The closure is at minimum a year sooner than Navajo Nation officials were anticipating. That forced the tribe to reduce its revenue projections for 2013 by $10 million, said Erny Zah, spokesman for the Office of the President of the Navajo Nation.
“It’s going to be a challenging time for Navajo Nation when it comes to the closure of those three units,” Zah said. “It’s going to affect the taxes and revenue we get from the plant itself, and secondly going to affect revenue from the coal mine.”
The plant will require personnel through the decommissioning, but it has not determined how many employees will be needed after the process is complete, said APS spokesman Damon Gross.
The company plans to attain that number through normal attrition, he said. Several employees are either at or approaching retirement eligibility, and there are other employment opportunities in the company.
“These are important jobs in the community, and we want to do all we can to preserve that source of employment,” he said.
Arizona Public Service would need to install selective catalytic-reduction equipment at the three units to meet recent Environmental Protection Agency requirements.
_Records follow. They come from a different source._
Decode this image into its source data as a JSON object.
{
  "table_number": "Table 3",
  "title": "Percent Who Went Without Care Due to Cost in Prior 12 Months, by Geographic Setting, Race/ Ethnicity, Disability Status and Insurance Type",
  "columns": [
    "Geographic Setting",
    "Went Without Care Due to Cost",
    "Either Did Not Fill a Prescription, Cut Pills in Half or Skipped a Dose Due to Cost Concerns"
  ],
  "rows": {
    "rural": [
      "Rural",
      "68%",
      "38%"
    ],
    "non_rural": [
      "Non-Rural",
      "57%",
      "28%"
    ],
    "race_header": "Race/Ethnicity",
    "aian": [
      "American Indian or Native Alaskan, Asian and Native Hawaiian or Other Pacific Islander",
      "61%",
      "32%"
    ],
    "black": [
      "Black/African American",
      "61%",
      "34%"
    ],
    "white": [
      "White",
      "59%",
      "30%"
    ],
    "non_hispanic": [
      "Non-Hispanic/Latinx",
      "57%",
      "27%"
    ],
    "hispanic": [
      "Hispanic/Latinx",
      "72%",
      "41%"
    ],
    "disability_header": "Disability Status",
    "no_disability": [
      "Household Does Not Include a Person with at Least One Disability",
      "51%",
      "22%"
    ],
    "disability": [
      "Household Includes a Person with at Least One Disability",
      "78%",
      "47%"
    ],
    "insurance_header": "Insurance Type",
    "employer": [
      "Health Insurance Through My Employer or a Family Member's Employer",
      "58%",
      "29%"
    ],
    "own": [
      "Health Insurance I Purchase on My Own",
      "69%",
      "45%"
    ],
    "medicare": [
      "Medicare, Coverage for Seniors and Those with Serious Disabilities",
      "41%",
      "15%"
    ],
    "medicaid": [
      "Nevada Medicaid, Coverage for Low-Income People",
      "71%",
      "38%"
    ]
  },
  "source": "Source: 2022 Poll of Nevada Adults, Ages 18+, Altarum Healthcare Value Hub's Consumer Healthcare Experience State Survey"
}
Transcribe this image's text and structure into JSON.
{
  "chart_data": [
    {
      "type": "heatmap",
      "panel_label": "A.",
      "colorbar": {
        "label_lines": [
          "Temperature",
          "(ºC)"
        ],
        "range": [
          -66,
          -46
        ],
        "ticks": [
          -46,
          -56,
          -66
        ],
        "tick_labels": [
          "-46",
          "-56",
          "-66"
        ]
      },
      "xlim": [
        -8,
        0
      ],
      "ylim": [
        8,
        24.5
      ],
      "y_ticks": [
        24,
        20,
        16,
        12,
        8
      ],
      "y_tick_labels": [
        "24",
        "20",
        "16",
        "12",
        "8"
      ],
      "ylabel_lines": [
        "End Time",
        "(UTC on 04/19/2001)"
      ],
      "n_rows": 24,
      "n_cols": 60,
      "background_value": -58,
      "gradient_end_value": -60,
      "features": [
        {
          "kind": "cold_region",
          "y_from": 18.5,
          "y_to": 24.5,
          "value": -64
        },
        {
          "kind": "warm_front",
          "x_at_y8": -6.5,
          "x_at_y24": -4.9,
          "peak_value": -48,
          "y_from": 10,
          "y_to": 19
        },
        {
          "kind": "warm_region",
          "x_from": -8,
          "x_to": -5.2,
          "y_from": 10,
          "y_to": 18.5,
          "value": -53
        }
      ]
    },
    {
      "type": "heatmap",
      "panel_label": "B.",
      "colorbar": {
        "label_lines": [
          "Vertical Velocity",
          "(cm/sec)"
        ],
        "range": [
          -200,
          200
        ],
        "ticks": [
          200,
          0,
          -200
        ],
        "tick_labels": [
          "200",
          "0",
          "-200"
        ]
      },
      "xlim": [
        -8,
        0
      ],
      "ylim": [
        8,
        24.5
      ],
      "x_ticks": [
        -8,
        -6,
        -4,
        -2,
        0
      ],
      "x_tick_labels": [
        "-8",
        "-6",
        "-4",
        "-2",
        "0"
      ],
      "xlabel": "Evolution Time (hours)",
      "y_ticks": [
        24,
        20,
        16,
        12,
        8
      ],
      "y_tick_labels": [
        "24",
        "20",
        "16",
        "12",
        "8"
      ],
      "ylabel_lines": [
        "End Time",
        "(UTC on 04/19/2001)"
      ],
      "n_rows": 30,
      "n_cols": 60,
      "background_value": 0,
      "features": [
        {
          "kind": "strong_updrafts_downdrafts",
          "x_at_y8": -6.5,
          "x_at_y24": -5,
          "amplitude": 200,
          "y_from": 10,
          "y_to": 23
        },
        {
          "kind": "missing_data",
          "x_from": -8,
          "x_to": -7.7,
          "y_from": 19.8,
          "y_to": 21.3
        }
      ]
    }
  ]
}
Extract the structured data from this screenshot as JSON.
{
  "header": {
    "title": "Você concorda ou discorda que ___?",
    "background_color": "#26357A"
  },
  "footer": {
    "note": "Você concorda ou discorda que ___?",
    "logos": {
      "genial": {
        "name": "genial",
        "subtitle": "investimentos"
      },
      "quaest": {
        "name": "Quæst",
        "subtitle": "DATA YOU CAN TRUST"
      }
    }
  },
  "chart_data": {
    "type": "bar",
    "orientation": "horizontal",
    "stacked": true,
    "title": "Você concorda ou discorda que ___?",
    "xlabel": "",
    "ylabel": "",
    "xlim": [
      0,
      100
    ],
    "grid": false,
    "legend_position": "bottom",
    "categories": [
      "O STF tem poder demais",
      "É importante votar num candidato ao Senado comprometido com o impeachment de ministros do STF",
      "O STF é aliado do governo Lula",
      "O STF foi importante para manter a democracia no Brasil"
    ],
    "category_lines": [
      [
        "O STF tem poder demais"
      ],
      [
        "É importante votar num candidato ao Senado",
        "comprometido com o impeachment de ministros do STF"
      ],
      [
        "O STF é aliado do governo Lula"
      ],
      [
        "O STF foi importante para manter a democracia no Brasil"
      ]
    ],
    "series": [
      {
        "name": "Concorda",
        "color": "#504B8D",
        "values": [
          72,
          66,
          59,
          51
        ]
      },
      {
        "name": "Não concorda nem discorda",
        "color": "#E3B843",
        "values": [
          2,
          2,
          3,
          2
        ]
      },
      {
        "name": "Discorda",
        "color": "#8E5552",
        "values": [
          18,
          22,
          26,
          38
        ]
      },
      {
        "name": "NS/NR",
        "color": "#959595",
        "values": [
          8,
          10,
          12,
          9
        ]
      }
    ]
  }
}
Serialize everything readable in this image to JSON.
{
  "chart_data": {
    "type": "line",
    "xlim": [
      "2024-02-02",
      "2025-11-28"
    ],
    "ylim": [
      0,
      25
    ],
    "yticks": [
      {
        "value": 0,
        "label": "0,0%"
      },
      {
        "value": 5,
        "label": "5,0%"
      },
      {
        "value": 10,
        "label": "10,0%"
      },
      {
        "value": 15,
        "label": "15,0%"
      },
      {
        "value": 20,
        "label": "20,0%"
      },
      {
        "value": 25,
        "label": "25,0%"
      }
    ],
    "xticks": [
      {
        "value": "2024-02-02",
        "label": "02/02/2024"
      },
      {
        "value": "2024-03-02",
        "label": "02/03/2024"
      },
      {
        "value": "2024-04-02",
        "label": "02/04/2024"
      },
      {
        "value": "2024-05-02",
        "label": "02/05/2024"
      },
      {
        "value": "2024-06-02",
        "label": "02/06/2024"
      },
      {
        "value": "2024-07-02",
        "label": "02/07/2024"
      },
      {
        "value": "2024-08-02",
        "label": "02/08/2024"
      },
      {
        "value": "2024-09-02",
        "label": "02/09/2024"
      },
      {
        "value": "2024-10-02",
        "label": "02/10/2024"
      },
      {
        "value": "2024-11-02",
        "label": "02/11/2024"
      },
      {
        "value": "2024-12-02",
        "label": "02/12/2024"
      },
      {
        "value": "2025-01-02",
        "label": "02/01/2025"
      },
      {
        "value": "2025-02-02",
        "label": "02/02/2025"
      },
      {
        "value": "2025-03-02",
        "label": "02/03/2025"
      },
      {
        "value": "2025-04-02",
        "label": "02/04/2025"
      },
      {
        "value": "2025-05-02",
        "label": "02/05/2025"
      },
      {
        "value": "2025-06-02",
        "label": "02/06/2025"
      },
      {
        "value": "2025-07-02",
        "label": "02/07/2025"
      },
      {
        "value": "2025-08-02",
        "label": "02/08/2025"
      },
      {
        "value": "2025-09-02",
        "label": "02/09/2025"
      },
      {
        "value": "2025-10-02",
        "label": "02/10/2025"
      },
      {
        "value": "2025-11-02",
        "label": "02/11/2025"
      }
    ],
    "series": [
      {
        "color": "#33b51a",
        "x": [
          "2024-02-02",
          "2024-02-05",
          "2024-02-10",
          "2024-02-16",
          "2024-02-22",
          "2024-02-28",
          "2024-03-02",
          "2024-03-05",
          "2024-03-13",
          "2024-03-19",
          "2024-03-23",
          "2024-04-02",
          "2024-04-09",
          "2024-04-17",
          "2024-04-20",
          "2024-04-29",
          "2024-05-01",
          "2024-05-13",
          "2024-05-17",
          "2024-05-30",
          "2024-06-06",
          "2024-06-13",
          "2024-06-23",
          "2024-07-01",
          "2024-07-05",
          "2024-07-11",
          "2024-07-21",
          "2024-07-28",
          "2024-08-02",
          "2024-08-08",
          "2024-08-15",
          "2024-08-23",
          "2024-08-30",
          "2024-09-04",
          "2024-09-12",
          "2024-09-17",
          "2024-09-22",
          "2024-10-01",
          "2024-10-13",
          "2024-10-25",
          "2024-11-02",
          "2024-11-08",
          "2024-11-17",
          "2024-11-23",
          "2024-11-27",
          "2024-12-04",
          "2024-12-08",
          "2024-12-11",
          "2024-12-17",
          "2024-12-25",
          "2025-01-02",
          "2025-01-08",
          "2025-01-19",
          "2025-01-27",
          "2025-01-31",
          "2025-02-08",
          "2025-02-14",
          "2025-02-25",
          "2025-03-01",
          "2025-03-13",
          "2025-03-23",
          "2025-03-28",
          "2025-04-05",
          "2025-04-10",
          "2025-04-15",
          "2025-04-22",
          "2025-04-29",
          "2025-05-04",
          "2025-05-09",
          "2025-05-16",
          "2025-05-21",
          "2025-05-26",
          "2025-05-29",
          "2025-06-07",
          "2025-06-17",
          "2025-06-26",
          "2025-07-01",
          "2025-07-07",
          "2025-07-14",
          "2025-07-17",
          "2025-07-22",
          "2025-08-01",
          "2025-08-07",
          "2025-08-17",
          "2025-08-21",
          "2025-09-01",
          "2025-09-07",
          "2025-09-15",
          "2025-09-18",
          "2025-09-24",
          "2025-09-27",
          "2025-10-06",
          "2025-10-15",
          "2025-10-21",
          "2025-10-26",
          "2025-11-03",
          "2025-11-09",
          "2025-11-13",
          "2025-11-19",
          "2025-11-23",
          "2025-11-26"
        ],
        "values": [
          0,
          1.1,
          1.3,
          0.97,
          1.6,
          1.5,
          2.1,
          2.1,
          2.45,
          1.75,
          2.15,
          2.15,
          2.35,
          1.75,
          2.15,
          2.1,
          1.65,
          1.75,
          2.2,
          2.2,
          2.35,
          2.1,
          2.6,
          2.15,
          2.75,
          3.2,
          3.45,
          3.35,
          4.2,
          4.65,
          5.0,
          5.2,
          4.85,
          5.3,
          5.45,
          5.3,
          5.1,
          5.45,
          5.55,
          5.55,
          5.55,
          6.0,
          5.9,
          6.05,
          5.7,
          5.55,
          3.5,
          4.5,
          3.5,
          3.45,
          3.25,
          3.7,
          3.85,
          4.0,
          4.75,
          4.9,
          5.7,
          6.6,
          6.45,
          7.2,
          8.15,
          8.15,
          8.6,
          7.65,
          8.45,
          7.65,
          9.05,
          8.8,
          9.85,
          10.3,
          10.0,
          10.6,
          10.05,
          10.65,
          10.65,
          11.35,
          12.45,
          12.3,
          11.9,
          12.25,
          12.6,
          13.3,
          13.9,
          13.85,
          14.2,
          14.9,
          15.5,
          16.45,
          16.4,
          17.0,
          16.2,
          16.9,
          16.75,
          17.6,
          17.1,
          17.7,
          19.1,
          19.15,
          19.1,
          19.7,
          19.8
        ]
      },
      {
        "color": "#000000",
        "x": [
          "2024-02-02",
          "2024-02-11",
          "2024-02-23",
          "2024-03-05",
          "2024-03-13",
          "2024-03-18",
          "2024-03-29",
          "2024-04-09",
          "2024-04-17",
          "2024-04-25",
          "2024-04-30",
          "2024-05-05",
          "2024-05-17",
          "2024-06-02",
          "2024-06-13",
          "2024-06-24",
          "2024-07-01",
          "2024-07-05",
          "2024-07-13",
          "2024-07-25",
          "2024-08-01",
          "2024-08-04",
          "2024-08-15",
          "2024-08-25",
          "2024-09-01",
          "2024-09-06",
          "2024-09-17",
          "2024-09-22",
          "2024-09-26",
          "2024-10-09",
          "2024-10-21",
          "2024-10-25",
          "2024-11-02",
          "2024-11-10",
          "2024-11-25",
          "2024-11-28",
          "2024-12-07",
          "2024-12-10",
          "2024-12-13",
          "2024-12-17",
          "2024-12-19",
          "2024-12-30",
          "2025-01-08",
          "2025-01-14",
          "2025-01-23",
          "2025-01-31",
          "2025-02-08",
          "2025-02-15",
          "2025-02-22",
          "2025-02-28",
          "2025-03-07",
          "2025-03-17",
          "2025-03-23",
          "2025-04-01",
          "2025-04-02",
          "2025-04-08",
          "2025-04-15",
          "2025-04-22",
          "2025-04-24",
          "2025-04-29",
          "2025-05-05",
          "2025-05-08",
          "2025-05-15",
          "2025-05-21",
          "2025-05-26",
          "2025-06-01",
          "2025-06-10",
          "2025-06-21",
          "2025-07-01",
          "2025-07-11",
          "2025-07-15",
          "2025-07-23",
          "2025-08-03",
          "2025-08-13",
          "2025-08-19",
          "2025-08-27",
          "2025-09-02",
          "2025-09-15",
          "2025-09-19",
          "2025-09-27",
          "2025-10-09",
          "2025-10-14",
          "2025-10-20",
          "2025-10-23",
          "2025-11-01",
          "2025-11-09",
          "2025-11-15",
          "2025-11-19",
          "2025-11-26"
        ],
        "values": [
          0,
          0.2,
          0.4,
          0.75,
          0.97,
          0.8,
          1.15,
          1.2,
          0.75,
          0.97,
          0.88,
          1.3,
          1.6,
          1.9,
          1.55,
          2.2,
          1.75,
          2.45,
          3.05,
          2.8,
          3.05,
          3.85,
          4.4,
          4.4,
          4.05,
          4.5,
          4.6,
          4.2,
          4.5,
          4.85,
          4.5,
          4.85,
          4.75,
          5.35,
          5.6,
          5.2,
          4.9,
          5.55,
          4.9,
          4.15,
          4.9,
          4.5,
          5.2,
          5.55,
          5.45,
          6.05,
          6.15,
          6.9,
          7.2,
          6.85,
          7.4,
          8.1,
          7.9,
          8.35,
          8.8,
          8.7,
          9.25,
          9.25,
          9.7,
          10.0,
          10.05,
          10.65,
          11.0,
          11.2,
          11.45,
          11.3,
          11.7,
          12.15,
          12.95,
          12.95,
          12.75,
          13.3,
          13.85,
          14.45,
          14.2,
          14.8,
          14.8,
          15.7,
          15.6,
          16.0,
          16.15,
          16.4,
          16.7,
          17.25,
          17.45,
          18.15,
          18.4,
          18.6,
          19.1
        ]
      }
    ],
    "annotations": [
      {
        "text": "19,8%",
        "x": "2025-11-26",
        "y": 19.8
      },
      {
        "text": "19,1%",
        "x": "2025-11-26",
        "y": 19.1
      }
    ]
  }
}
The upgrade would cost more than $568 million, Gross said.
Instead of upgrading the three units, the company is purchasing Southern California Edison’s 48 percent ownership in Units 4 and 5 at the plant for $249 million.
APS currently owns 15 percent of the two units. Other owners include Public Service of New Mexico, Salt River Project, El Paso Electric and Tucson Electric Power.
California state law requires Southern California Edison to ends its participation in the plant by 2016.
“The better course of action would be to purchase new, cleaner and more efficient units,” Gross said.
Environmental advocates say they are not sure what the environmental impact of Units 4 and 5 will be.
The Office of Surface Mining Reclamation and Enforcement is currently working on an Environmental Impact Statement of the two units and Navajo Mine, said Mike Eisenfeld, the New Mexico energy coordinator for the San Juan Citizen Alliance.
“We think that (the statement) is going to raise a lot of questions,” Eisenfeld said. “That’s what we’re looking for in the impact statement. What will happen with the facility, the indirect and direct impact and what the past impacts have been.”
The power plant’s capacity would be reduced by 560 megawatts, from 2,100 to 1,540 megawatts. But Gross said acquiring additional ownership of the Units 4 and 5 is a net gain for APS customers.